Şule Gürbüz okumak, çok iyi bildiğiniz ve sevdiğiniz bir yemeği en lezzetli yapan yerde yemek gibi. Çok iyi bilirsiniz ama aynı zamanda da eşsiz gibi gelir ya hani tadı, aynı o his.
Kıyamet Emeklisi "bence" görülmeyen, farkedilmeyen, ikinci plana atılan çocukların hikayesi. En azından 1.ciltte Aziz'in geçmişinden böyle bir çocukluk çıkardım ben. Abisi gibi olmadığı, abisi gibi inanmadığı için hor görülüyor, işe yaramaz adlediliyor. Babası sürekli memnuniyetsiz, annesi ise tam bir itaatkar. Aslında Aziz sadece konuşmak, kendini anlatmak istiyor ama karşısında onu dinleyecek ona cevap verecek birini bulamıyor. Aziz de daha fazla dayanamayıp alıyor başını gidiyor 14'ünde. Tam evden kaçmak da denemez buna. Sığınabileceği, farkedileceği ve olduğu gibi kabul göreceği bir yer arıyor kendine.

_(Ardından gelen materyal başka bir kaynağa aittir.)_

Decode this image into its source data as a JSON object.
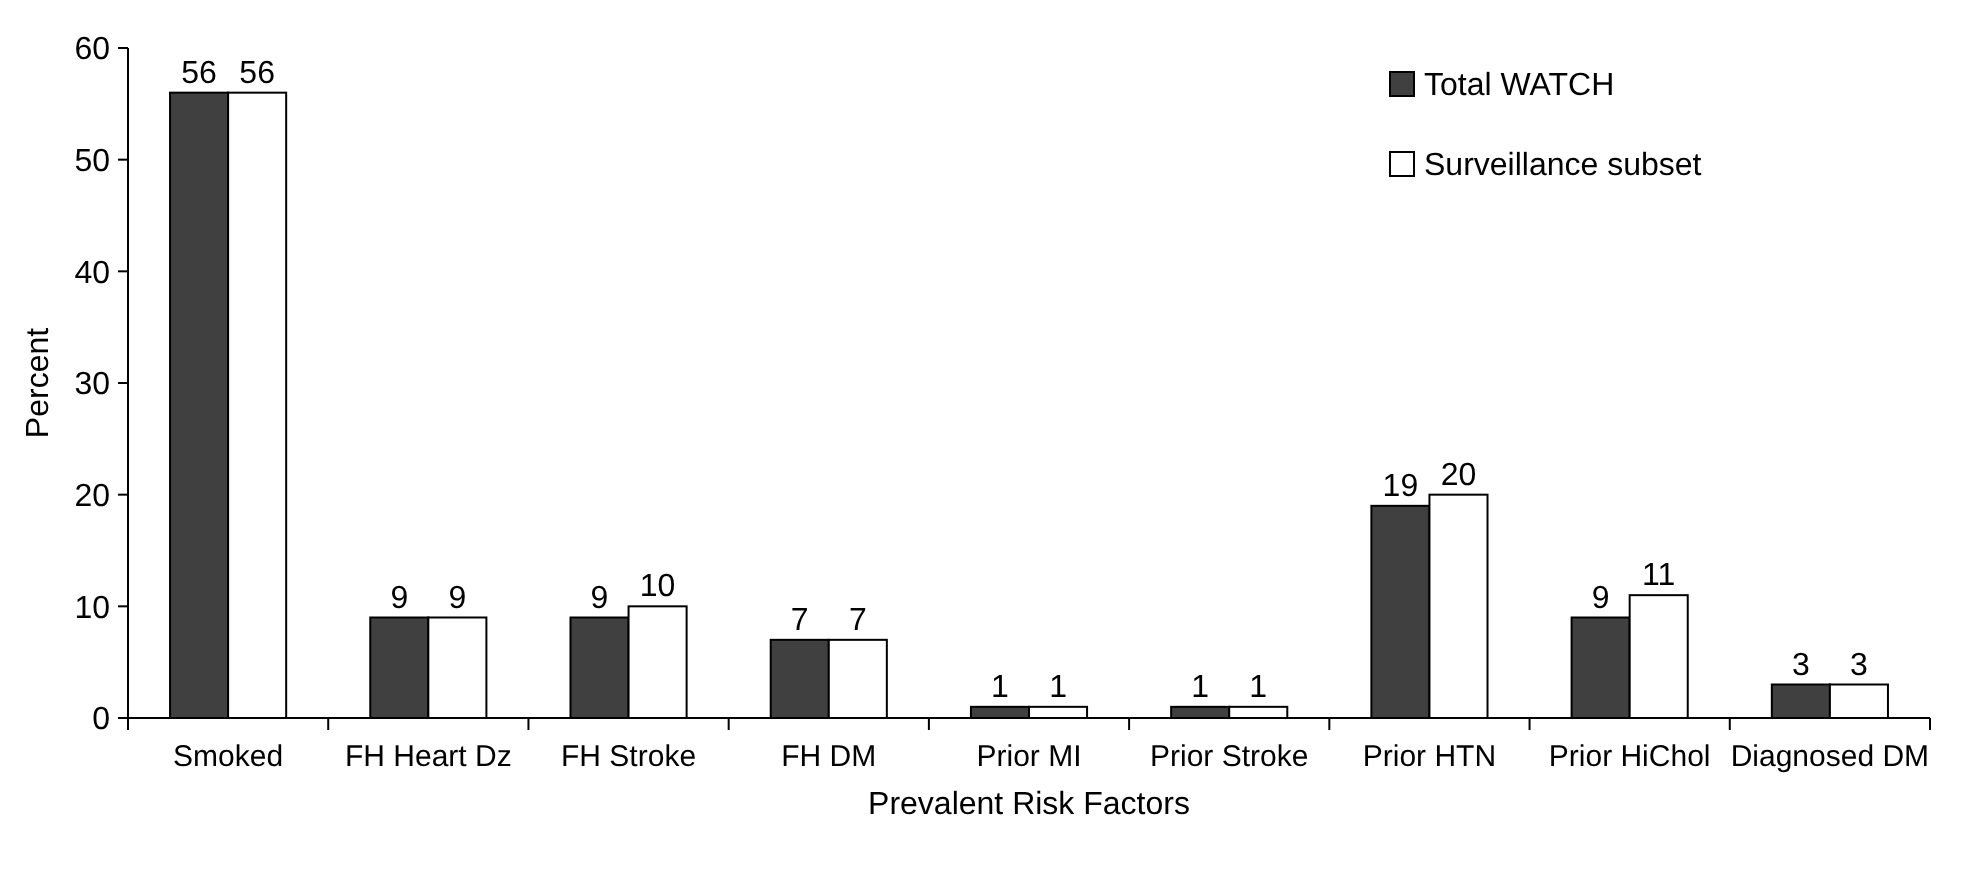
{
  "chart_data": {
    "type": "bar",
    "xlabel": "Prevalent Risk Factors",
    "ylabel": "Percent",
    "categories": [
      "Smoked",
      "FH Heart Dz",
      "FH Stroke",
      "FH DM",
      "Prior MI",
      "Prior Stroke",
      "Prior HTN",
      "Prior HiChol",
      "Diagnosed DM"
    ],
    "series": [
      {
        "name": "Total WATCH",
        "color": "#404040",
        "values": [
          56,
          9,
          9,
          7,
          1,
          1,
          19,
          9,
          3
        ]
      },
      {
        "name": "Surveillance subset",
        "color": "#ffffff",
        "values": [
          56,
          9,
          10,
          7,
          1,
          1,
          20,
          11,
          3
        ]
      }
    ],
    "ylim": [
      0,
      60
    ],
    "yticks": [
      0,
      10,
      20,
      30,
      40,
      50,
      60
    ],
    "grid": false,
    "legend": "top right",
    "data_labels": true
  }
}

Hangimiz bu arayışta olmadık ki? İster 14ünde ister 34ünde ol, kabul görmek istiyor insan. Aziz de kabul görmek istiyor, ait olmak istiyor, farkedilmek istiyor. Bu amaçlar uğruna da deyim yerindeyse kim nereye çekerse oraya gidiyor. Tam her şey yoluna girer gibi olurken bir dönüm noktası yaşanıyor, sonra bir daha, bir daha... 1.cildin sonunda da yine bir dönüm noktası yaşandı ve orada kaldı. Aslında 2.cildin spoilerı 1.cildin başlarında veriliyor ama "ağzına bir parmak bal çalmak" deyimindeki kadar sadece. O yüzden arayı açmadan, heyecanla başlayacağım 2.cilde.️
Kitapla kalın.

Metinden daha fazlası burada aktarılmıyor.